Al-Qur'an Sebagai Awal Seni dalam Islam

Kehadiran Al-Qur'an menjadi sebuah tuntutan dan panutan bagi umat Islam yang ada di seluruh dunia. Al-Qur'an sendiri merupakan mahakarya yang isinya sangat dahsyat. Dan dalam Al-Qur'an sendiri, seluruh kandungannya merupakan seni.


Hal tersebut yang disampaikan oleh Habiburrahman El Shirazy, penulis novel Ayat-Ayat Cinta, dalam Talkshow dari rangkaian acara Festival Al Qur'an bagi Perguruan Tinggi Muhammadiyah/Aisyiyah (PTM/A) se-Indonesia di Sportorium Universitas Muhammadiyah Yogyakarta pada Selasa (9/8). Dalam pemaparannya, ia juga menyebutkan bahwa pada zaman Nabi Muhammad SAW, sastra sudah sangat dijunjung tinggi.


Penulis yang akrab disapa Kang Abik ini menceritakan tentang bagaimana Rasulullah SAW menghargai seniman. Ia menambahkan bahwa saat Rasulullah SAW mendakwahkan Islam, kafir Quraisy ada yang menerima dan ada pula yang menolak dakwah tersebut.


"Kaum kafir Quraisy yang menolak dakwah Islam tersebut mengutus sastrawan-sastrawan jahiliyah yang hebat untuk menulis syair-syair yang menghina Islam, Rasulullah dan ajaran Islam. Rasulullah menandingi syair-syair itu dengan syair-syair yang diucapkan oleh penyair hebat dari Islam. Dan pada akhirnya para sastrawan jahiliyah mengakui kehebatan penyair muslim," ungkap Kang Abik.

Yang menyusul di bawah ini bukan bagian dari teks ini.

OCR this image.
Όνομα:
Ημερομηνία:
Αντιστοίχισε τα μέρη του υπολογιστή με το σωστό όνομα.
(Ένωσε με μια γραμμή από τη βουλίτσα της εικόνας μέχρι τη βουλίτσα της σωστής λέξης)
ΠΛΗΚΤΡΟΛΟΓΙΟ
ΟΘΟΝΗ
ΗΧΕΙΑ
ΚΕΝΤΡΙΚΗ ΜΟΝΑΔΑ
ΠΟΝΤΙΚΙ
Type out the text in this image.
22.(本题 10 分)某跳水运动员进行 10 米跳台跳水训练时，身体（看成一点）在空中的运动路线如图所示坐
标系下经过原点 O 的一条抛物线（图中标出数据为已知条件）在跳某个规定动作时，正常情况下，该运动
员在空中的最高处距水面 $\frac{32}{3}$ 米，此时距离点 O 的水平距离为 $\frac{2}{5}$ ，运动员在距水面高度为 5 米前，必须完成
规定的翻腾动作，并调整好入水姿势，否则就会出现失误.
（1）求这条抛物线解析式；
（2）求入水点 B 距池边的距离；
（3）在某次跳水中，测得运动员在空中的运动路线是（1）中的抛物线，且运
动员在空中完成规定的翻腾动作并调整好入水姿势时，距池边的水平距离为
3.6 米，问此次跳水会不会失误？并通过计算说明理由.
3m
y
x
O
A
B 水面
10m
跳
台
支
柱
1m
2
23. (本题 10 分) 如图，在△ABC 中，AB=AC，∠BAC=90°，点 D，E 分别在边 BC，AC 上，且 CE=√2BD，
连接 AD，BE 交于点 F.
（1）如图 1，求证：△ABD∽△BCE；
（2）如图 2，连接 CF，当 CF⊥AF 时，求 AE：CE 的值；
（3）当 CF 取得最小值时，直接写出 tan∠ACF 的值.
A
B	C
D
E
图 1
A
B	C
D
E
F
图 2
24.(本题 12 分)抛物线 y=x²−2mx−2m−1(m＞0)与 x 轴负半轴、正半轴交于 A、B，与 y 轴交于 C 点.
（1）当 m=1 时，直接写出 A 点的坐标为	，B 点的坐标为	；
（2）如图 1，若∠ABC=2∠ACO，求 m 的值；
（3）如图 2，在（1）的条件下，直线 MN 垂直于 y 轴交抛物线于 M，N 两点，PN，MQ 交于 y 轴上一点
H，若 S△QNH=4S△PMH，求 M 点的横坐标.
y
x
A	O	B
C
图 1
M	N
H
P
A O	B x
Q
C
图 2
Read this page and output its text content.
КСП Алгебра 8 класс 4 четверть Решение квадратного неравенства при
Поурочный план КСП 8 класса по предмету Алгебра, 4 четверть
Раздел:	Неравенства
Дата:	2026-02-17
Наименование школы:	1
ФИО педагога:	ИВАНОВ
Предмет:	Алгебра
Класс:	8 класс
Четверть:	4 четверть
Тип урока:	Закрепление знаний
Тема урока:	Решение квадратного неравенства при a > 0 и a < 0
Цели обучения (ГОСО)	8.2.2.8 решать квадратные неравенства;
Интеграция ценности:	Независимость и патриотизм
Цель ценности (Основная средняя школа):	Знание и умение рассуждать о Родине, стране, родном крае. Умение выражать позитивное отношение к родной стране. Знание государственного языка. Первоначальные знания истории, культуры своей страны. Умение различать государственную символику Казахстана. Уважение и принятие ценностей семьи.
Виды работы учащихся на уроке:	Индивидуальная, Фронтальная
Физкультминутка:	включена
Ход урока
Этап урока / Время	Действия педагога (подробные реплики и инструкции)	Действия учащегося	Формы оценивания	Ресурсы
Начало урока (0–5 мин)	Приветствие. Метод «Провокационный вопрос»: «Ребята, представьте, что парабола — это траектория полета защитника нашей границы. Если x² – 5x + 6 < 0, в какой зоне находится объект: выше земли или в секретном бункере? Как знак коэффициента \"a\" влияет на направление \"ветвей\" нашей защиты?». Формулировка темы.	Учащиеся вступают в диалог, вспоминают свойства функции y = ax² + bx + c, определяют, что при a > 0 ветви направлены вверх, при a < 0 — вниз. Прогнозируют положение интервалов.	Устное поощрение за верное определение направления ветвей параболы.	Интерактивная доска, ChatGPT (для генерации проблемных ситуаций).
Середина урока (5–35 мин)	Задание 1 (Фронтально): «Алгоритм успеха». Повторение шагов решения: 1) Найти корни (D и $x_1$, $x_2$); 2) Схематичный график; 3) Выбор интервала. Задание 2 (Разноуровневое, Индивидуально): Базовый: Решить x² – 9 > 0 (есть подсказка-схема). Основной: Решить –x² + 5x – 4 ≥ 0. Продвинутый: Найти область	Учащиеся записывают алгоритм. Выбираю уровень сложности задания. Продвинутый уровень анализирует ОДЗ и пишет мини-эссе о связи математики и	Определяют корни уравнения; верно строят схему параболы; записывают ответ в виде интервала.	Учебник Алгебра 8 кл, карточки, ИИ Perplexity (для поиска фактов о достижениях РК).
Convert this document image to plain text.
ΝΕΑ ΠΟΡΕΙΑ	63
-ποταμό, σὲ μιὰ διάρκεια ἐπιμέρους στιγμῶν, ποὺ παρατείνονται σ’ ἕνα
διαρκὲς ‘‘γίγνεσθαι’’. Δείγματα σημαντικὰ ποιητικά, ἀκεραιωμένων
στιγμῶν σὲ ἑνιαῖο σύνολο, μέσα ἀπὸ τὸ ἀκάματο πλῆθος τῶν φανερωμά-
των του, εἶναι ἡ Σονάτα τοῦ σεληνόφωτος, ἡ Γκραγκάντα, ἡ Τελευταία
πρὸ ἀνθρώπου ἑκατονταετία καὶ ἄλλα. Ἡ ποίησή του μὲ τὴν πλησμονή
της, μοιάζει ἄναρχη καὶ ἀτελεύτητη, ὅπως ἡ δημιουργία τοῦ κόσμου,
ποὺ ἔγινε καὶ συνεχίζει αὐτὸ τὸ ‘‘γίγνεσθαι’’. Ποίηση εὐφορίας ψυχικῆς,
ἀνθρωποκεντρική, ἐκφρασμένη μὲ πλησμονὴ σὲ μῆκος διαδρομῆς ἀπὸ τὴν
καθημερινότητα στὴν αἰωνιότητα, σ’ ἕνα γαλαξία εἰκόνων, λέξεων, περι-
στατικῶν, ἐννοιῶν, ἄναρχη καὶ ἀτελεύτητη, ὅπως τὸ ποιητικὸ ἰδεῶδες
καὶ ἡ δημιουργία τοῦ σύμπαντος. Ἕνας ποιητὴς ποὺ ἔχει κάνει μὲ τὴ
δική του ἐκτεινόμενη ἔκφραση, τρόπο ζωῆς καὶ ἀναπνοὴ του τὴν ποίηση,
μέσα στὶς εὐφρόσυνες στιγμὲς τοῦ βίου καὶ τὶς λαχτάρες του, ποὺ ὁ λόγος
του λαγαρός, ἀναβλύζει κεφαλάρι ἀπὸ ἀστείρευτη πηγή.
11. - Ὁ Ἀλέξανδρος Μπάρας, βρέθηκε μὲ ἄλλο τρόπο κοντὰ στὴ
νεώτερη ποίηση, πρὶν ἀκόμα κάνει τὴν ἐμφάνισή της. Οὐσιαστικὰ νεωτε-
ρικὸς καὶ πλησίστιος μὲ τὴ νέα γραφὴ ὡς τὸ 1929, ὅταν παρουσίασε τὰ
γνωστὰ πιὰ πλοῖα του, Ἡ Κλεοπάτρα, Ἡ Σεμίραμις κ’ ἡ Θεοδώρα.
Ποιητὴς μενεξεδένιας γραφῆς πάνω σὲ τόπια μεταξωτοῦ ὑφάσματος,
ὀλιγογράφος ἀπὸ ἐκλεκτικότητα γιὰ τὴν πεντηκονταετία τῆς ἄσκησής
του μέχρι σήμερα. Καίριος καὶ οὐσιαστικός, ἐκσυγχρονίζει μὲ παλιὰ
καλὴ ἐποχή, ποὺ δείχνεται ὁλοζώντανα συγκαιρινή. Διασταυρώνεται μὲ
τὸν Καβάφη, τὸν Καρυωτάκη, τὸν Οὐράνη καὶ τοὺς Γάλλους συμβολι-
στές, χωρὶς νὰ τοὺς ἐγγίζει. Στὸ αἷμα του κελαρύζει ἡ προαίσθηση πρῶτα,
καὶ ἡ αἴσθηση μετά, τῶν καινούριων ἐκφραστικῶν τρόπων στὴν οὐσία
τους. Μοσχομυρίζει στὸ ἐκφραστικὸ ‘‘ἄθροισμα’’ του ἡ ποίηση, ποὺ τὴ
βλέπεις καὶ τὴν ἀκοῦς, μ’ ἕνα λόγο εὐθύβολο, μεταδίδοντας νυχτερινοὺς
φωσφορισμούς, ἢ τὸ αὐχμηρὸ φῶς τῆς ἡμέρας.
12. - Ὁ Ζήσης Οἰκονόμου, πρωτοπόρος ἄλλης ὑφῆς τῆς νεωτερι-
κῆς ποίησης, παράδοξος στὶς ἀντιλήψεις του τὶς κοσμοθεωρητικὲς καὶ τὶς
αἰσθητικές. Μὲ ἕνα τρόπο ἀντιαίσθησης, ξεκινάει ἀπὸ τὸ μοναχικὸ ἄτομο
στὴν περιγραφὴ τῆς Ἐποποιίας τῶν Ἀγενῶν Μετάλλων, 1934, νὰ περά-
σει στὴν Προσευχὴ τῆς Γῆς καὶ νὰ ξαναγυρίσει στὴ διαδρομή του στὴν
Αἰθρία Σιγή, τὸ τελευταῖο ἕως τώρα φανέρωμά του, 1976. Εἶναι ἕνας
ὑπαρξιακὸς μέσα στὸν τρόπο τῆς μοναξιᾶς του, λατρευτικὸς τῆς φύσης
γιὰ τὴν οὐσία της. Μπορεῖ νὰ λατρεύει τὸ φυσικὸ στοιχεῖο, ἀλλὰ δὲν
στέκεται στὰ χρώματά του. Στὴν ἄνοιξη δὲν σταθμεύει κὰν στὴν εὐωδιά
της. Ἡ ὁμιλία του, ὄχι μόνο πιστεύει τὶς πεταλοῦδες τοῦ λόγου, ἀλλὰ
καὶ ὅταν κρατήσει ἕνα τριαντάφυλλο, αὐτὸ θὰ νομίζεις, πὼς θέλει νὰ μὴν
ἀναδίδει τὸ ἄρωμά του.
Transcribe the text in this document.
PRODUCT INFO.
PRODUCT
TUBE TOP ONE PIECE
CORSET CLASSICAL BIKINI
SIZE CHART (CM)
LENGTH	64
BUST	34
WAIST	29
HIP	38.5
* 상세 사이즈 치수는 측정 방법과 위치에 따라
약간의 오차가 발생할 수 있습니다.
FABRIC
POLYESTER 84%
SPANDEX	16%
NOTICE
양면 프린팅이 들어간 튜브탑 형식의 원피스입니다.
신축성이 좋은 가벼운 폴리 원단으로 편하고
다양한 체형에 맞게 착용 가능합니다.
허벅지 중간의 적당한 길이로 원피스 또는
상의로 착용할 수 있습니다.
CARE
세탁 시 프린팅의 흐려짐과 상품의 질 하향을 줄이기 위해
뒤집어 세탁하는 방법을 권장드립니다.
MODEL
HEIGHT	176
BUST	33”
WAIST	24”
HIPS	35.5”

Bahkan para ilmuwan-ilmuwan muslim yang terkenal, banyak yang dahulunya merupakan sastrawan hebat. Kang Abik mencontohkan seperti Imam Syafi'i dan Ibnu Hajar. "Ibnu Hajar itu merupakan penulis syarkh Shohih Bukhori. Beliau adalah ulama hadits terkenal. Saya kira beliau hanya ulama hadits saja, tapi ternyata beliau juga merupakan seorang sastrawan yang hebat," tutur Kang Abik.


Dalam talkhsow tersebut, Kang Abik juga menjelaskan tentang perbedaan antara adib dan alim. Adib disebutnya sebagai sastrawan, sedangkan alim merupakan ilmuwan murni. "Seorang adib lebih menang satu langkah dibandingkan seorang alim. Adib atau sastrawan itu menyampaikan gagasannya dengan gaya bahasa. Sedangkan alim atau ilmuwan murni tidak," jelas Kang Abik.



Meskipun menjadi seorang adib berarti memiliki satu point lebih dibandingkan seorang yang alim murni, namun akan lebih baik jika menjadi seorang ulama yang juga sastrawan. Kang Abik menjelaskan bahwa ulama yang sastrawan adalah hebat, karena dapat menyampaikan gagasan ilmu dengan gaya bahasa yang baik.